Forget the nitpicking though, it’s all about those spooky eyes and the trans-blue elements underneath them.  “Alien” is a breathtaking model that stopped me in my tracks and had me immediately opening a new tab for WordPress.  Usually I leave the shiny A-list stuff to the big blogs, but this time I couldn’t resist.  Well done, Mihai, this thing looks alien indeed and I thank you in advance for all the great models to come.


KeithLUG Bail Bonds: In Jail? We bail.

The Manifesto is proud to promote the latest exciting business venture by KeithLUG enterprises.  Have you found out the hard truth of our famous slogan: “What happens in Vegas, stays in Vegas”?  Did you forget that prostitution is legal in nearby Nye County, but not in Clark County where the Strip resides? Were you in the wrong place, at the wrong time, with the wrong gun?  Then don’t be trippin’, constant reader and don’t let the legal system catch you slippin’.  Call KeithLUG Bail Bonds!  We will get you out of jail and back to controlling the action in no time flat.  You’ll also get a free ride to the airport (or the State line), a bottle of water and a KeithLUG T-shirt, in case yours is torn or bloody.

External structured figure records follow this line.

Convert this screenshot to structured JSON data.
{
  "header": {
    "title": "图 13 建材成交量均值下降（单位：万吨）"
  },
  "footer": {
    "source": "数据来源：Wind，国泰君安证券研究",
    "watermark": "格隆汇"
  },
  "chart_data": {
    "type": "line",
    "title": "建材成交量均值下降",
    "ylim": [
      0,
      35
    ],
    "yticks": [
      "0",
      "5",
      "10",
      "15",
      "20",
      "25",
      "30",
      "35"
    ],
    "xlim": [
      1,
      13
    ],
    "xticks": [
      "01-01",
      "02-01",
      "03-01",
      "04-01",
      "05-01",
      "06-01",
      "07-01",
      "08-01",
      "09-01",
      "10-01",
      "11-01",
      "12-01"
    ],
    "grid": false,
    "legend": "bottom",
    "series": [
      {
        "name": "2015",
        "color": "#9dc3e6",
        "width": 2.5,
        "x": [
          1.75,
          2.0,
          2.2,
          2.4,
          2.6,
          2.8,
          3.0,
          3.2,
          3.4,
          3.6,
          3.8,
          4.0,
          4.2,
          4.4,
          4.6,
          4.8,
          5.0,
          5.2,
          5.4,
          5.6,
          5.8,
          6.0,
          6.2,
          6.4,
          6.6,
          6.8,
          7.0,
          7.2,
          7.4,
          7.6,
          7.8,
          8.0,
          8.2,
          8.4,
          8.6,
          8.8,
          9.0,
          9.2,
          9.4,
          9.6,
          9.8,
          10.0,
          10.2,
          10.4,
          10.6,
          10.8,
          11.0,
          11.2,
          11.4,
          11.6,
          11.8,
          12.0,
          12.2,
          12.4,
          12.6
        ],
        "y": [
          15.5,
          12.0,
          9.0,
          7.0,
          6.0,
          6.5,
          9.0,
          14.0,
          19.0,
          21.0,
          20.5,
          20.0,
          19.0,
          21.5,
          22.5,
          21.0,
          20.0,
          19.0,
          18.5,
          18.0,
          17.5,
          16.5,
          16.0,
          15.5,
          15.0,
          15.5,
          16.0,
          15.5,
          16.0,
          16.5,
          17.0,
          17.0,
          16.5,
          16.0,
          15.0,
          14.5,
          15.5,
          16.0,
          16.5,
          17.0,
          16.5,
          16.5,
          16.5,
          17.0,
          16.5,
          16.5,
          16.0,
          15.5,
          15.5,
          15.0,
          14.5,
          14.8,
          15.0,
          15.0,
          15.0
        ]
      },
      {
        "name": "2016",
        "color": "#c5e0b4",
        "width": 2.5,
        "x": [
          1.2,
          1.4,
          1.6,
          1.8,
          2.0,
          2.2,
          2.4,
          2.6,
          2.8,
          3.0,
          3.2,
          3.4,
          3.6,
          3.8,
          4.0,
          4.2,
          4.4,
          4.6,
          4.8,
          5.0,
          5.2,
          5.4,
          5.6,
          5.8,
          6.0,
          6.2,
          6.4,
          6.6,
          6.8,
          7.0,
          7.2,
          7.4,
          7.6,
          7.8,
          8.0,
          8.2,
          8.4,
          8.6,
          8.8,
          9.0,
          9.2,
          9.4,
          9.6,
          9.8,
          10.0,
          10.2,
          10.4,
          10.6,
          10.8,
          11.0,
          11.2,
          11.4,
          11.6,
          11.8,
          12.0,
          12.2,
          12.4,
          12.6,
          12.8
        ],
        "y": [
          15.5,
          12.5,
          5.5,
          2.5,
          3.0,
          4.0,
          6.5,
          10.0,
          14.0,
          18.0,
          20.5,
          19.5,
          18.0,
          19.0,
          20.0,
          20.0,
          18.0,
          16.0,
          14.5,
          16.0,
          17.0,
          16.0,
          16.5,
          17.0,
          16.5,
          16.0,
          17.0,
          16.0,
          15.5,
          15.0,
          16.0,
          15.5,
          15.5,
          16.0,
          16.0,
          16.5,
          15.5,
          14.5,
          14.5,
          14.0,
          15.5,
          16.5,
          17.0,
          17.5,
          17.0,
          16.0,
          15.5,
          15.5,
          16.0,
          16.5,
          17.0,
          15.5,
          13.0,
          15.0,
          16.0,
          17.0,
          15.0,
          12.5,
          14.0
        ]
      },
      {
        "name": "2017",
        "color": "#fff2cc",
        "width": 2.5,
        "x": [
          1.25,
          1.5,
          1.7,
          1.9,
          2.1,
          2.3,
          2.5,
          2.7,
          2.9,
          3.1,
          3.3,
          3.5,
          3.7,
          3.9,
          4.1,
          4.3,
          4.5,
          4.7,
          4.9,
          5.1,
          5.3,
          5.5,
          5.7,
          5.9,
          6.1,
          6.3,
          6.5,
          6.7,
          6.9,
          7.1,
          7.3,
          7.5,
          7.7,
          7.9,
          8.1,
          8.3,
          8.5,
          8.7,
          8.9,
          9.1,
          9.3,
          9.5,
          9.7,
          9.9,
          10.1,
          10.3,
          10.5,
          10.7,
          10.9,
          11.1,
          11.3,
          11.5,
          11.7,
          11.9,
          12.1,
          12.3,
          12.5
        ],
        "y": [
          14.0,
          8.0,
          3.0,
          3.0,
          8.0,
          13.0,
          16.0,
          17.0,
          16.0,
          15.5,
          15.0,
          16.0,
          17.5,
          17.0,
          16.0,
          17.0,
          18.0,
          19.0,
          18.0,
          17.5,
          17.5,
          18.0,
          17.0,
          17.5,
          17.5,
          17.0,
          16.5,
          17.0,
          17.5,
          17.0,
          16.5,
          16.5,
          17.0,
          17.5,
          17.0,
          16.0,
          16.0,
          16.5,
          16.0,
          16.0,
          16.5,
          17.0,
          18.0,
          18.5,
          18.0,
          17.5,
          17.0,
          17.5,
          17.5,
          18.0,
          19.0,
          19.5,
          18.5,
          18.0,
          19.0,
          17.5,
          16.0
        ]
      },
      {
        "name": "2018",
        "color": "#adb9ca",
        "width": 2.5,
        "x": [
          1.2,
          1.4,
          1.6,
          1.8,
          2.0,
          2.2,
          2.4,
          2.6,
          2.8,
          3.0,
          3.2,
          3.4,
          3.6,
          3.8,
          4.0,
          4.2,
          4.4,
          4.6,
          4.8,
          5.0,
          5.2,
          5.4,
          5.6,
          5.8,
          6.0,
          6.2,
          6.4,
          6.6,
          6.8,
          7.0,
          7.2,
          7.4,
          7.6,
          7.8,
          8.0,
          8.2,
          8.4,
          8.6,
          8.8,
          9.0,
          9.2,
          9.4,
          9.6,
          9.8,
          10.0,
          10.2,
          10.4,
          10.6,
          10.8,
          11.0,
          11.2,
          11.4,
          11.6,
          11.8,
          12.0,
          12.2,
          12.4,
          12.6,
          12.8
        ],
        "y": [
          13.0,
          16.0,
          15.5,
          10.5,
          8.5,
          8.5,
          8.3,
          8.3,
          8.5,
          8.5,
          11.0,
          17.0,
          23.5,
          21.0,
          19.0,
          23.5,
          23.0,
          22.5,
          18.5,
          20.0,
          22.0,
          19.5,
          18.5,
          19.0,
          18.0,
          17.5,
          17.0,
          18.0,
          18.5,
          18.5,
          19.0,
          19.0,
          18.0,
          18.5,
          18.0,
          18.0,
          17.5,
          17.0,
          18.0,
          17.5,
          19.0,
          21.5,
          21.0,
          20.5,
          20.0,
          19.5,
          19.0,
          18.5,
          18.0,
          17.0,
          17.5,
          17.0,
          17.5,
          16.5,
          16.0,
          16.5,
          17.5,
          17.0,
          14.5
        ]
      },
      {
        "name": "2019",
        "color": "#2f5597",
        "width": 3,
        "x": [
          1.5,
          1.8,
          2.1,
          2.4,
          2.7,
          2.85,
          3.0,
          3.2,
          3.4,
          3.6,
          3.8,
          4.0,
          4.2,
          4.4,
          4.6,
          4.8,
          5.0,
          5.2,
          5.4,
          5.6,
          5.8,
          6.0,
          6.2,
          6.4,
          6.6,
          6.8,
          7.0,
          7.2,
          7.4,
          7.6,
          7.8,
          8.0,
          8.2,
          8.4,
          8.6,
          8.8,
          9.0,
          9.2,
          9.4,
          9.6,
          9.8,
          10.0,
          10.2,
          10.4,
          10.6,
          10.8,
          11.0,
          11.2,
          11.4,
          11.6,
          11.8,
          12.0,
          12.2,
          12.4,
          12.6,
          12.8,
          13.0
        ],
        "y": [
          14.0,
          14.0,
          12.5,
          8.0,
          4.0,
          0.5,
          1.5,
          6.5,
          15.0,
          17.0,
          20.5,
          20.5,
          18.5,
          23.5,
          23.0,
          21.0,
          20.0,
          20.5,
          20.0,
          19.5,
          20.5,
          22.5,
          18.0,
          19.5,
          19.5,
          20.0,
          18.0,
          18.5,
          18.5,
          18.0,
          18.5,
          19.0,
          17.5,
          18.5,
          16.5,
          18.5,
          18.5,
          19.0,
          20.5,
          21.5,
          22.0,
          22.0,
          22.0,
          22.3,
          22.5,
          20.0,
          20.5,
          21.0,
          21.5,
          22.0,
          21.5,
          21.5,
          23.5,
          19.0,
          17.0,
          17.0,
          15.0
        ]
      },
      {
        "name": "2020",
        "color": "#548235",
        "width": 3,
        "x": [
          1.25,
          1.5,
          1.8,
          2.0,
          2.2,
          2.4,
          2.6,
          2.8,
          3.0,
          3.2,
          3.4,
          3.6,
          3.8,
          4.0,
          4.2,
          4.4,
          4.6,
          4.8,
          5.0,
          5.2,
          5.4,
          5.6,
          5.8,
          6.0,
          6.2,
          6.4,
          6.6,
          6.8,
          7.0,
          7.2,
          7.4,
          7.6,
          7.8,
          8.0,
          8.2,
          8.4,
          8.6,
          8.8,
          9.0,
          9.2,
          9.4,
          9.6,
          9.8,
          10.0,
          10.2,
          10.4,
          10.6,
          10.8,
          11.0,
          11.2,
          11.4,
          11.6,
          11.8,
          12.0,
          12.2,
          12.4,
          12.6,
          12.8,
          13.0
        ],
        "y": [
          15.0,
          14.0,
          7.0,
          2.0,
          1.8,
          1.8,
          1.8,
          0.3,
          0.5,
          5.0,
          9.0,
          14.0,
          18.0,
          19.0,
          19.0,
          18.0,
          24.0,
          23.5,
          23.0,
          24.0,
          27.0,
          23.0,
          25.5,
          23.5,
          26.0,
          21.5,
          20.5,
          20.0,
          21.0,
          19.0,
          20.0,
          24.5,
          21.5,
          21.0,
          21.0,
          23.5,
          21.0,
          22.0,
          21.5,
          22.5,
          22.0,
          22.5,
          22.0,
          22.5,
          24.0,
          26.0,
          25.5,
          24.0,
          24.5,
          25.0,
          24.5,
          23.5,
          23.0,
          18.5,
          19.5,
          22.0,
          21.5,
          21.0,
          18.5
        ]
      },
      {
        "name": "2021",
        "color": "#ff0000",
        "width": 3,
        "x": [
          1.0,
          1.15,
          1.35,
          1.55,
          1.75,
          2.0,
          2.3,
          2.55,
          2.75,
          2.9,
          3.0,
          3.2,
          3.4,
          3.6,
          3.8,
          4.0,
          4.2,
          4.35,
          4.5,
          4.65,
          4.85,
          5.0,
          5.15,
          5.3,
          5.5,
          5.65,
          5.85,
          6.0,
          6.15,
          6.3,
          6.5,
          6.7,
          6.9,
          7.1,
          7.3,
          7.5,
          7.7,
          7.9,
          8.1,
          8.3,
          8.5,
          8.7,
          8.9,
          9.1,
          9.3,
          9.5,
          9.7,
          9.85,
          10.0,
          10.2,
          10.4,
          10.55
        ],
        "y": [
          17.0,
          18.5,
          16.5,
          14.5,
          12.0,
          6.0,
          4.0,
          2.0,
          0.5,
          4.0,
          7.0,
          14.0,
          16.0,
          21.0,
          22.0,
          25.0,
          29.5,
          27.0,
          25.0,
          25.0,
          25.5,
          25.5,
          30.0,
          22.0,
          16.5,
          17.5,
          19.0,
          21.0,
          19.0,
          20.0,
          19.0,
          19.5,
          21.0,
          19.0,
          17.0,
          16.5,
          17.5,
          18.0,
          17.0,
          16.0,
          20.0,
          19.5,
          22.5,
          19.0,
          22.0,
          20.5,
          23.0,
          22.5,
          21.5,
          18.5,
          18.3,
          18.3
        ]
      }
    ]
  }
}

A big thank you goes out to Heikki Mattila, for unintentionally designing the official logo of KeithLUG Bail Bonds, entitled “Prisoner“.  The engaging silhouette-style perfectly captures that moment when the jail door slams shut, and harsh reality sinks in.  Heikki captions the photo “Oh God, what have I done“, which is a fine choice, but the message strong enough to be transmitted with no caption at all.   This model may be old news to some of you, it was posted back in February of this year, but it’s new to me and it immediately captured my imagination. I think the image would make a great P.S.A poster, album cover or indeed a logo for a bail-bondsman.

If the point of art is to make the viewer feel something, then I’m comfortable with calling this art.  I’ve never been in prison myself but I think everyone has experienced the sensation of being trapped in a bad situation with serious consequences.  Whether it is the symbolic prison of addiction and illness, or the reality of a concrete and steel hoosegow, the image has a sort of universal relevance.  I was very surprised to find that Heikki doesn’t have any other silhouette work posted to Flickr, because this is really impressive for a first attempt. The pose of the figure is perfection and captures a specific moment in time and an emotion to go along with it.  The framing of the shot is also particularly good, it suggests a larger scene and feels claustrophobic all at the same time.  The Manifesto has a couple of great silhouette builders in the audience, David and Absurde come to mind and I’d love to hear their thoughts about Heikki’s design in the comments. This model is colder than a pimp’s heart and I want to see more, always more.  A silhouette-series devoted to prison-life could  yield some very interesting results.